Solar Power Manufacturing Jobs Set To Go To San Diego

doe-energyEditor’s Note: EarthTechling is proud to repost this article courtesy of the U.S. Department of Energy. Author credit goes to Minh Le.

America’s solar manufacturing base is gaining ground as the world’s largest concentrating photovoltaic (CPV) manufacturing facility prepares to opens its doors.

Global manufacturer Soitec Solar said recently it will open its first large-scale CPV module manufacturing facility in San Diego.

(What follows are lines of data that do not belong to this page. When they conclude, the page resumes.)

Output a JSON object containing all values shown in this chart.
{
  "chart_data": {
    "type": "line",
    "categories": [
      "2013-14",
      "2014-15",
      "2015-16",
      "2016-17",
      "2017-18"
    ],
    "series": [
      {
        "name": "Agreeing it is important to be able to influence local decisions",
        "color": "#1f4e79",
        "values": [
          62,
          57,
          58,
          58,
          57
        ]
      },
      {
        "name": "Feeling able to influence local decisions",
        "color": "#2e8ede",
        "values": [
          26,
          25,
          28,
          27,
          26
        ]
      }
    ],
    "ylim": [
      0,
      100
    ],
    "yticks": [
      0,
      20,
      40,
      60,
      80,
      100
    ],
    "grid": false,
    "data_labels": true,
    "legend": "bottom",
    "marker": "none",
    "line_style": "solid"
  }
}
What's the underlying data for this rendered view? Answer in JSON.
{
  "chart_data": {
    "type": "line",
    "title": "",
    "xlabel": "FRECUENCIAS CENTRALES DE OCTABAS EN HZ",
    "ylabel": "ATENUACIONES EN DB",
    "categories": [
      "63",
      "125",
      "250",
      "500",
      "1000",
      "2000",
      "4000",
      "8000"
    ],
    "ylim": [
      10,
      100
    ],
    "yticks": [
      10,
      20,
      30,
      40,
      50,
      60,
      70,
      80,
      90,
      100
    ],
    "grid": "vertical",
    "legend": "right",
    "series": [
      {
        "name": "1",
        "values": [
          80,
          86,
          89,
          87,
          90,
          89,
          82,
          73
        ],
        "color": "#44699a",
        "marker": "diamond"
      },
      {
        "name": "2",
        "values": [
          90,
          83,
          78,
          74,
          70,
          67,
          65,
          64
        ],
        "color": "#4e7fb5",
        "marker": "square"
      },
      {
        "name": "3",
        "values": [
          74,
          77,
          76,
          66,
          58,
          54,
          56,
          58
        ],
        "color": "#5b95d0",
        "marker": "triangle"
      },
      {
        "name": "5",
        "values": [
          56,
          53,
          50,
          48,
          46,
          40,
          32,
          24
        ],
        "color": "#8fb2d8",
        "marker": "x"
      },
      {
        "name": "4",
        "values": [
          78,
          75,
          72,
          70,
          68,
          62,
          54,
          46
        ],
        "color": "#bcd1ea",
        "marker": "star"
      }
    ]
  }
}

The project — supported by a $25 million SUNPATH award from the Energy Department — is expected to support about 450 direct manufacturing jobs and thousands more throughout the solar supply chain.

Soitec's concentrating photovoltaic modules use Fresnel lenses to concentrate sunlight 500 times and focus it onto small, high-efficiency solar cells. (Image viaMatthias Heyde, Fraunhofer Institute.)

Soitec’s concentrating photovoltaic modules use Fresnel lenses to concentrate sunlight 500 times and focus it onto small, high-efficiency solar cells. (Image viaMatthias Heyde, Fraunhofer Institute.)

Soitec is a strong example of the type of solar energy company backed by SUNPATH, which stands for “Scaling Up Nascent PV AT Home.” Part of the Energy Department’s SunShot Initiative, SUNPATH aims to strengthen innovative domestic manufacturing and speed the transition from initial ramp-up to high-volume production.

In 2011, SUNPATH targeted high-tech companies with investments to help speed cost reductions and commercialization of innovative solar technologies. In the case of Soitec, the Department’s backing complemented more than $115 million in private investment to accelerate the San Diego plant’s construction. The company builds CPV modules that use Fresnel lenses to concentrate sunlight 500 times and focus it onto small, highly efficient multi-junction solar cells. CPV modules have achieved record sunlight-to-electricity conversion yields of over 30 percent. While innovative, the technology is also proven. Soitec CPV systems using two-axis sun-tracking have already been built in more than 10 countries and have been operating for five years.

In California, Soitec will be developing a new, larger module to reduce installation costs while implementing improved system optics to further increase the efficiency levels of the solar panels. Modules from the plant will supply more than 300 megawatts of electricity to California consumers. The company uses its Concentrix technology, which is designed for high-capacity industrial-scale solar power plants. Soitec modules will supply solar power plants in the Southwest, helping to build the CPV market in the United States.

With this important step forward, Soitec and other SUNPATH awardees, are pointing the way for the nation to reclaim its competitive edge in solar energy.